Comment by Chantal 7 November 2009 @ 7:03 pmNot specifically because of this, but this guy went on and on about this book for several years. After finally capitulating and reading it, I just couldn’t look at him the same way again. He was going all fundamentalist over it. This book was so exceptionally over-the-top awful and preachy that it was very hard for me to take him seriously afterwards.
If I like someone, I really don’t want a reason to not be able to look them in the eye. I like to like people.
Comment by Melissa 7 November 2009 @ 7:10 pmIt was way more than simply not liking a book — it was not liking that particular book when it had been preached to me for several years by someone I respected.
Comment by Melissa 7 November 2009 @ 7:10 pmI read all of Twilight but I won’t recommend it to anyone unless they want to go down the Twilight path. I don’t really like recommending books to people either – which makes it hard to be a book reviewer. But, all tastes are subjective and just because I like something doesn’t mean someone else is going to like it, or like it for the same reasons.
Comment by melanie 8 November 2009 @ 11:18 pmSee, it all depends on how someone recommends the books. Many people recommended books because they think of “I.” As in “I love this therefore everyone must love it.” The best recommendations are people who think of “you” – ie “I think you will really enjoy this book.”
I’ve recommended Twilight to people…but I’ve also told them that the writing is horrible and they will ask me a. why the heck I recommended it and b. why they can’t put it down.
Comment by sassymonkey 9 November 2009 @ 8:27 amhaha! Now putting down Twilight didn’t even ’cause a twinge of guilt for me.
I’m still trying to read Palimpsest — I like the concept, but thus far the author’s execution is leaving something to be desired.

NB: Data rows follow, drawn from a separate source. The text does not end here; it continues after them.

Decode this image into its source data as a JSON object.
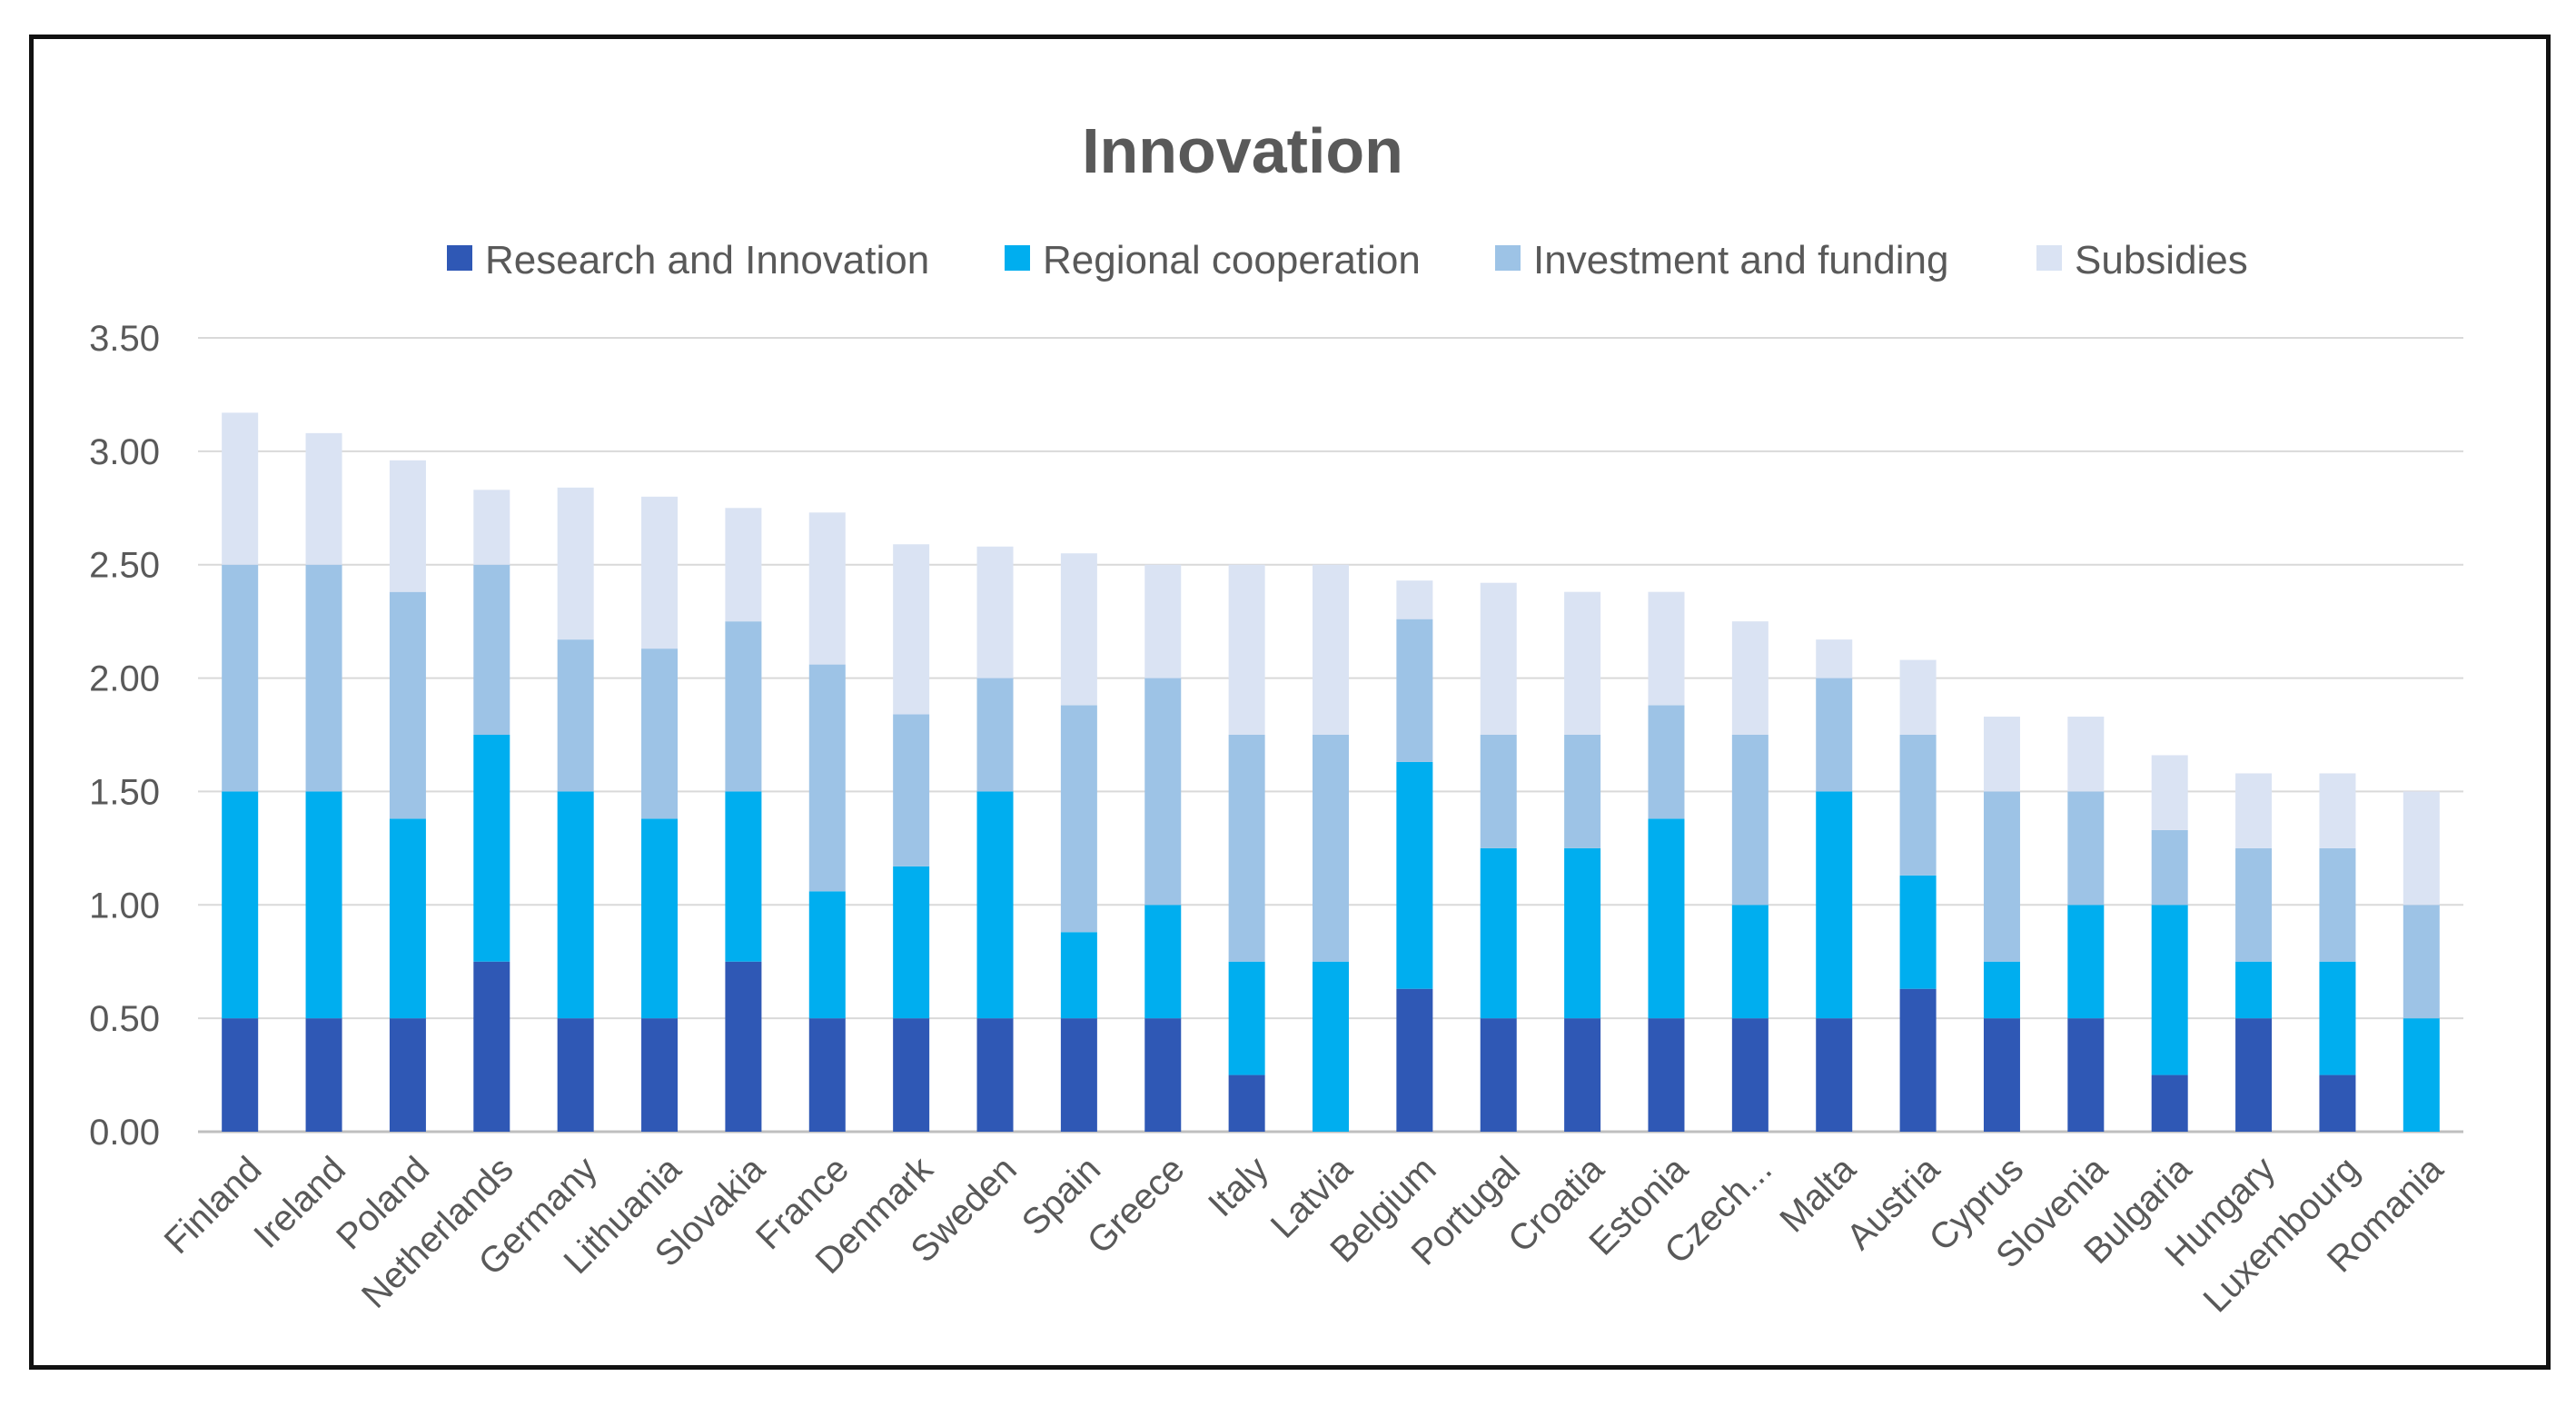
{
  "chart_data": {
    "type": "bar",
    "stacked": true,
    "title": "Innovation",
    "xlabel": "",
    "ylabel": "",
    "ylim": [
      0,
      3.5
    ],
    "yticks": [
      "0.00",
      "0.50",
      "1.00",
      "1.50",
      "2.00",
      "2.50",
      "3.00",
      "3.50"
    ],
    "grid": true,
    "legend_position": "top",
    "categories": [
      "Finland",
      "Ireland",
      "Poland",
      "Netherlands",
      "Germany",
      "Lithuania",
      "Slovakia",
      "France",
      "Denmark",
      "Sweden",
      "Spain",
      "Greece",
      "Italy",
      "Latvia",
      "Belgium",
      "Portugal",
      "Croatia",
      "Estonia",
      "Czech...",
      "Malta",
      "Austria",
      "Cyprus",
      "Slovenia",
      "Bulgaria",
      "Hungary",
      "Luxembourg",
      "Romania"
    ],
    "series": [
      {
        "name": "Research and Innovation",
        "color": "#2F58B5",
        "values": [
          0.5,
          0.5,
          0.5,
          0.75,
          0.5,
          0.5,
          0.75,
          0.5,
          0.5,
          0.5,
          0.5,
          0.5,
          0.25,
          0,
          0.63,
          0.5,
          0.5,
          0.5,
          0.5,
          0.5,
          0.63,
          0.5,
          0.5,
          0.25,
          0.5,
          0.25,
          0
        ]
      },
      {
        "name": "Regional cooperation",
        "color": "#00AEEF",
        "values": [
          1.0,
          1.0,
          0.88,
          1.0,
          1.0,
          0.88,
          0.75,
          0.56,
          0.67,
          1.0,
          0.38,
          0.5,
          0.5,
          0.75,
          1.0,
          0.75,
          0.75,
          0.88,
          0.5,
          1.0,
          0.5,
          0.25,
          0.5,
          0.75,
          0.25,
          0.5,
          0.5
        ]
      },
      {
        "name": "Investment and funding",
        "color": "#9DC3E6",
        "values": [
          1.0,
          1.0,
          1.0,
          0.75,
          0.67,
          0.75,
          0.75,
          1.0,
          0.67,
          0.5,
          1.0,
          1.0,
          1.0,
          1.0,
          0.63,
          0.5,
          0.5,
          0.5,
          0.75,
          0.5,
          0.62,
          0.75,
          0.5,
          0.33,
          0.5,
          0.5,
          0.5
        ]
      },
      {
        "name": "Subsidies",
        "color": "#DAE3F3",
        "values": [
          0.67,
          0.58,
          0.58,
          0.33,
          0.67,
          0.67,
          0.5,
          0.67,
          0.75,
          0.58,
          0.67,
          0.5,
          0.75,
          0.75,
          0.17,
          0.67,
          0.63,
          0.5,
          0.5,
          0.17,
          0.33,
          0.33,
          0.33,
          0.33,
          0.33,
          0.33,
          0.5
        ]
      }
    ]
  }
}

Comment by Melissa 9 November 2009 @ 8:32 amSee, many people I know (myself included) knew that they should put down Meyer’s book but found themselves utterly unable to. I *swore* after the third book there was no way I was going to read the fourth one. It was released at midnight…by about 4pm that day I was in the bookstore buying it.

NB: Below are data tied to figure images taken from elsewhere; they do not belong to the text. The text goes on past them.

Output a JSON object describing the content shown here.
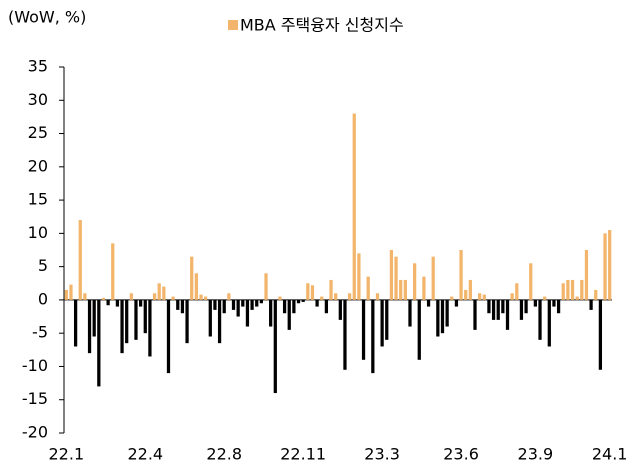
{
  "chart_data": {
    "type": "bar",
    "unit_label": "(WoW, %)",
    "series": [
      {
        "name": "MBA 주택융자 신청지수",
        "color": "#f2b56b",
        "negative_color": "#000000",
        "values": [
          1.5,
          2.3,
          -7,
          12,
          1,
          -8,
          -5.5,
          -13,
          0.3,
          -0.8,
          8.5,
          -1,
          -8,
          -6.5,
          1,
          -6,
          -1,
          -5,
          -8.5,
          1,
          2.5,
          2,
          -11,
          0.5,
          -1.5,
          -2,
          -6.5,
          6.5,
          4,
          0.8,
          0.5,
          -5.5,
          -1.5,
          -6.5,
          -2,
          1,
          -1.5,
          -2.5,
          -1,
          -4,
          -1.5,
          -1,
          -0.5,
          4,
          -4,
          -14,
          0.5,
          -2,
          -4.5,
          -2,
          -0.5,
          -0.3,
          2.5,
          2.2,
          -1,
          0.5,
          -2,
          3,
          1,
          -3,
          -10.5,
          1,
          28,
          7,
          -9,
          3.5,
          -11,
          1,
          -7,
          -6,
          7.5,
          6.5,
          3,
          3,
          -4,
          5.5,
          -9,
          3.5,
          -1,
          6.5,
          -5.5,
          -5,
          -4,
          0.5,
          -1,
          7.5,
          1.5,
          3,
          -4.5,
          1,
          0.8,
          -2,
          -3,
          -3,
          -2,
          -4.5,
          1,
          2.5,
          -3,
          -2,
          5.5,
          -1,
          -6,
          0.5,
          -7,
          -1,
          -2,
          2.5,
          3,
          3,
          0.5,
          3,
          7.5,
          -1.5,
          1.5,
          -10.5,
          10,
          10.5
        ]
      }
    ],
    "categories": [
      "22.1",
      null,
      null,
      null,
      null,
      null,
      null,
      null,
      null,
      null,
      null,
      null,
      null,
      null,
      null,
      null,
      null,
      "22.4",
      null,
      null,
      null,
      null,
      null,
      null,
      null,
      null,
      null,
      null,
      null,
      null,
      null,
      null,
      null,
      null,
      "22.8",
      null,
      null,
      null,
      null,
      null,
      null,
      null,
      null,
      null,
      null,
      null,
      null,
      null,
      null,
      null,
      null,
      "22.11",
      null,
      null,
      null,
      null,
      null,
      null,
      null,
      null,
      null,
      null,
      null,
      null,
      null,
      null,
      null,
      null,
      "23.3",
      null,
      null,
      null,
      null,
      null,
      null,
      null,
      null,
      null,
      null,
      null,
      null,
      null,
      null,
      null,
      null,
      "23.6",
      null,
      null,
      null,
      null,
      null,
      null,
      null,
      null,
      null,
      null,
      null,
      null,
      null,
      null,
      null,
      "23.9",
      null,
      null,
      null,
      null,
      null,
      null,
      null,
      null,
      null,
      null,
      null,
      null,
      null,
      null,
      null,
      "24.1"
    ],
    "ylim": [
      -20,
      35
    ],
    "yticks": [
      -20,
      -15,
      -10,
      -5,
      0,
      5,
      10,
      15,
      20,
      25,
      30,
      35
    ]
  }
}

I have successfully avoiding her sci-fi book. I’m unreasonably proud of that.
Comment by sassymonkey 9 November 2009 @ 5:54 pmLOL See, I found her writing even less tolerable than that of Dan Brown. That said, I read both The DaVinci Code and Angels & Demons — of course, that doesn’t mean I wasn’t tearing the plots apart bit by bit in my head the entire time. I just didn’t get the hype.
Don’t get it for Meyer’s stuff either.
I’m more of an Anne Rice vampire girl.
Comment by Melissa 9 November 2009 @ 7:26 pmOh – but isn’t it just 10 times worse when they don’t just recommend it, but buy it for you as a gift! Especially when you’ve already taken it out of the library (on their recommendation)and thought it was a load of tosh.
Comment by Kezmoo 12 November 2009 @ 6:50 amIt’s why all my friends know that that if they want to recommend something to me, they have to give me a much better reason than “because I liked it”. If they can make a comparison to another author or book that I’m familiar with. But they also know that when they ask “What did you think?” that I will be brutally honest with my opinions, and critiques!
That is to say – I tell them WHY I did or didn’t like it. Sometimes it’s nothing more than the writer’s individual style – I love Tolkien’s stories, but I HATE his writing, for example. I recommended Pratchett to a friend who had loved a TV adaptation of one of his books, but she just couldn’t get past the first few pages.
I tend these days to only accept a recommendation if it comes with a copy to borrow – I don’t mind giving it a try if it’s just a bit of time, but I’m not going to make an effort to go buy it or borrow it from the library when I’ve already got wish-list items waiting for me on their shelves!